İlk Uçuşun Sancıları
İlk Uçuşun SancılarıVe işte beklenen an!!!
Zaman geldi,uniforma ancak bukadar yakışırdı bir ansana. heyecanlı ve stresliydim görev yerime dogru yola cıktım dualar,iyi dilekler ve nihayet hava alanındayım. Sağ adımla girdim içeri,hersey sevimli ve gayet yolundaydı.

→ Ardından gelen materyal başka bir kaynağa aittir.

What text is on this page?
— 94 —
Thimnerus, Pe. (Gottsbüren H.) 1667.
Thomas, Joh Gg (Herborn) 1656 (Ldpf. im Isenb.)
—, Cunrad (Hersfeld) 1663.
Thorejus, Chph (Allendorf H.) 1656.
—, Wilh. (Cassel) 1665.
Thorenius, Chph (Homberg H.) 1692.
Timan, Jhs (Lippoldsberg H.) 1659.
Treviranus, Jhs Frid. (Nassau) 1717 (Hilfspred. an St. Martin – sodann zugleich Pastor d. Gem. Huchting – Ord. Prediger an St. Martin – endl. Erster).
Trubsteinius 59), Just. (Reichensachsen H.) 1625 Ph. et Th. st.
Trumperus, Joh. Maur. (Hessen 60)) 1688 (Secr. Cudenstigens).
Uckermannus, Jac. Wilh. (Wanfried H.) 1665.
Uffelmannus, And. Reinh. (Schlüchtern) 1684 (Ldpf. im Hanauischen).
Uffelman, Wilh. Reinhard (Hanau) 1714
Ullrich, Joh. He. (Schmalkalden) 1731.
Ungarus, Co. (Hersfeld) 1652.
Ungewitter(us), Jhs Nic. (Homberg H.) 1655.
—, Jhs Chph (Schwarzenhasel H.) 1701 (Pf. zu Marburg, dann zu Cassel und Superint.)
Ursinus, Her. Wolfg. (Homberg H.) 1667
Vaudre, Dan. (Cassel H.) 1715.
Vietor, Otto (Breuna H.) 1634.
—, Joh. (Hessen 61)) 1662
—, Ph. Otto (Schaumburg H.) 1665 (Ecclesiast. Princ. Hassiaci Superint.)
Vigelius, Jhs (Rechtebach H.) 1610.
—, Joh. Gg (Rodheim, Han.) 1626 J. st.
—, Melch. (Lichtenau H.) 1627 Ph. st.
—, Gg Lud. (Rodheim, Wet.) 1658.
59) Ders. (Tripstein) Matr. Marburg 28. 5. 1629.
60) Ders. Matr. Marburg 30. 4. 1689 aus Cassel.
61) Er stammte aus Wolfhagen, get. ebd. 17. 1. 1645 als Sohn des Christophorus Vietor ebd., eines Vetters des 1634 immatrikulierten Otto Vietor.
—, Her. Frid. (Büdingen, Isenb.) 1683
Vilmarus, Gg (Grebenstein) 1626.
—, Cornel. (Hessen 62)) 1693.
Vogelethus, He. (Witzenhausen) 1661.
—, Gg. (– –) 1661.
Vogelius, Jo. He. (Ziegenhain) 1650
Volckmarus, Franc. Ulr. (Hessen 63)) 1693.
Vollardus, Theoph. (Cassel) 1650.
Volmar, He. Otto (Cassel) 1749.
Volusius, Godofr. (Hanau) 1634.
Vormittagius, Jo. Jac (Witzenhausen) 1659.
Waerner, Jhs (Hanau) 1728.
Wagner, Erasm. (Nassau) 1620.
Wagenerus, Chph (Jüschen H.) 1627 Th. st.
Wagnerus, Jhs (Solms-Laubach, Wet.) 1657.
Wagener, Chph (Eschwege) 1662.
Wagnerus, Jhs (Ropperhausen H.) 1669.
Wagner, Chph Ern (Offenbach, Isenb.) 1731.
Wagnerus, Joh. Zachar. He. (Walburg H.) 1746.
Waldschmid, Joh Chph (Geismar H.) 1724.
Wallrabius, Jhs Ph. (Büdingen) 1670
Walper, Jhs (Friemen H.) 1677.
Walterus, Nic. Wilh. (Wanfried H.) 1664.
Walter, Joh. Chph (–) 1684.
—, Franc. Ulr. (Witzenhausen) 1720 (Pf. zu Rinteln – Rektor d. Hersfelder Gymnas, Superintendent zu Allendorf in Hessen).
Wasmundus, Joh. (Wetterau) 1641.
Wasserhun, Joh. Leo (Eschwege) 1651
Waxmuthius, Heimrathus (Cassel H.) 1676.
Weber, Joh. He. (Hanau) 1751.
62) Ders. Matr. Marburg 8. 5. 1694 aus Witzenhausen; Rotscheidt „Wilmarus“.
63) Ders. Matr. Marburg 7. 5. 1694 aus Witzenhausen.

Briefing yapıldı soru cevap eşliginde herkes boy ölcüsünü amirine verdi.ekipte çogunluk yeni (çömez dedigimiz garibanlar) teyyare (şirin babaların deyişiyle ) airbus A321 herkes kapisinda ve yolcu anonsu yapildi. Hayde bismillah munih'e uçuyoruz;
ucağımız full ve bol çoluk çocuklu bir uçuş.Nasıl telaşlıyım kabinin ortasında koşturuyorum,terliyorum her yolcuya yetişmeye çalışıyorum
su,yastık,kemer battaniye..kızım 280 numara nerde diyor etegimi çekiştiren amca, aman allahım egitimde bu ucak tipinde 280 diye bi koltuk numarası yoktu diye panikledigim an uçuş numaramizın 280 olduğu aklıma geliyor off ya beyamcacım 280 ucuş numaramız,sizin koltuk numaranız 7 yani en önde ben size eşlik edeyim...İnsanları aşarak en öne götürüyorum yolcumu.Sanki ben beraberinde gitmezsem yolunu bulamazda kaybolurmuş gibi.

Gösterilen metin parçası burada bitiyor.